No more the milk of cows
Shall pollute my private house
Than the milk of the wild mares of the Barbarian;
I will stick to port and sherry,
For they are so very, very,
So very, very, very Vegetarian.
“The Saracen's Head”
“The Saracen's Head” looks down the lane,
Where we shall never drink wine again,
For the wicked old women who feel well-bred
Have turned to a tea-shop “The Saracen's Head.”
“The Saracen's Head” out of Araby came,
King Richard riding in arms like flame,
And where he established his folk to be fed
He set up a spear—and the Saracen's Head.
But “The Saracen's Head” outlived the Kings,
It thought and it thought of most horrible things,
Of Health and of Soap and of Standard Bread,
And of Saracen drinks at “The Saracen's Head.”
So “The Saracen's Head” fulfils its name,
They drink no wine—a ridiculous game—
And I shall wonder until I'm dead,
How it ever came into the Saracen's Head.
The Good Rich Man
Mr. Mandragon, the Millionaire, he wouldn't have wine or wife,
He couldn't endure complexity: he lived the Simple Life.
He ordered his lunch by megaphone in manly, simple tones,
And used all his motors for canvassing voters, and twenty telephones;
Besides a dandy little machine,
Cunning and neat as ever was seen,
With a hundred pulleys and cranks between,
Made of metal and kept quite clean,
To hoist him out of his healthful bed on every day of his life,
And wash him and dress him and shave him and brush him
—to live the Simple Life.
Mr.
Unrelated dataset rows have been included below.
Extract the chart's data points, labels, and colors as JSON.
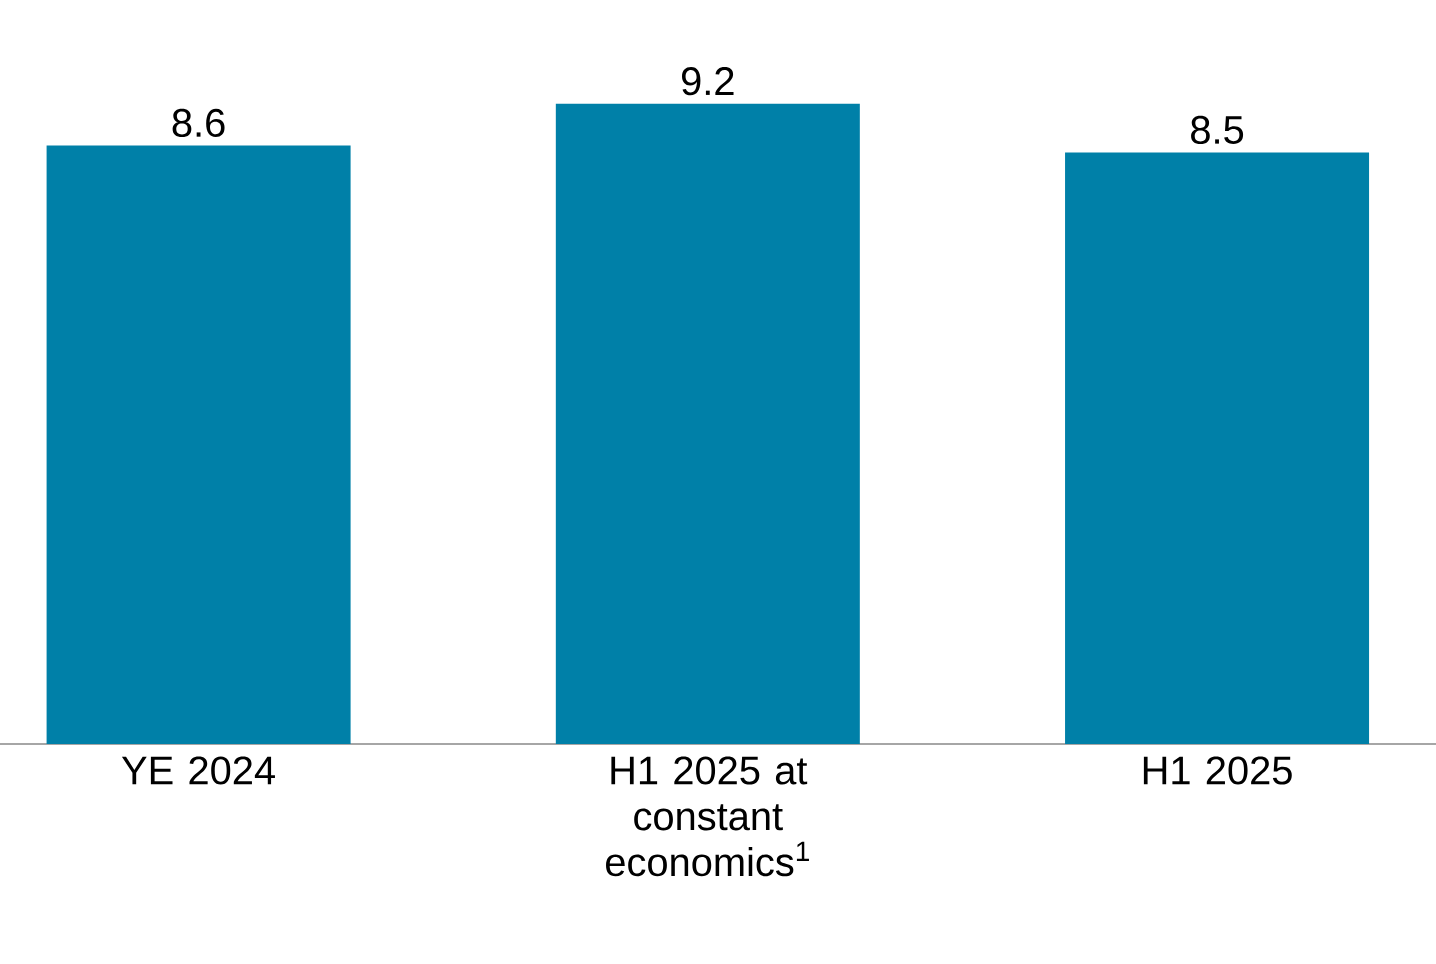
{
  "chart_data": {
    "type": "bar",
    "categories": [
      "YE 2024",
      "H1 2025 at constant economics$^{1}$",
      "H1 2025"
    ],
    "values": [
      8.6,
      9.2,
      8.5
    ],
    "color": "#0080a8",
    "data_labels": true
  }
}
Mandragon was most refined and quietly, neatly dressed,
Say all the American newspapers that know refinement best;
Quiet and neat the hat and hair and the coat quiet and neat,
A trouser worn upon either leg, while boots adorn the feet;
And not, as any one would expect,
A Tiger's Skin all striped and specked,
And a Peacock Hat with the tail erect,
A scarlet tunic with sunflowers decked,
Which might have had a more marked effect,
And pleased the pride of a weaker man that yearned for wine or wife;
But Fame and the Flagon, for Mr. Mandragon
—obscured the Simple Life.
Mr. Mandragon, the Millionaire, I am happy to say, is dead;
He enjoyed a quiet funeral in a Crematorium shed.
And he lies there fluffy and soft and grey and certainly quite refined;
When he might have rotted to flowers and fruit with Adam and all mankind,
Or been eaten by wolves athirst for blood,
Or burnt on a good tall pyre of wood,
In a towering flame, as a heathen should,
Or even sat with us here at food,
Merrily taking twopenny ale and pork with a pocket-knife;
But this was luxury not for one that went for the Simple Life.
The Song Against Songs
The song of the sorrow of Melisande is a weary song and a dreary song,
The glory of Mariana's grange had got into great decay,
The song of the Raven Never More has never been called a cheery song,
And the brightest things in Baudelaire are anything else but gay.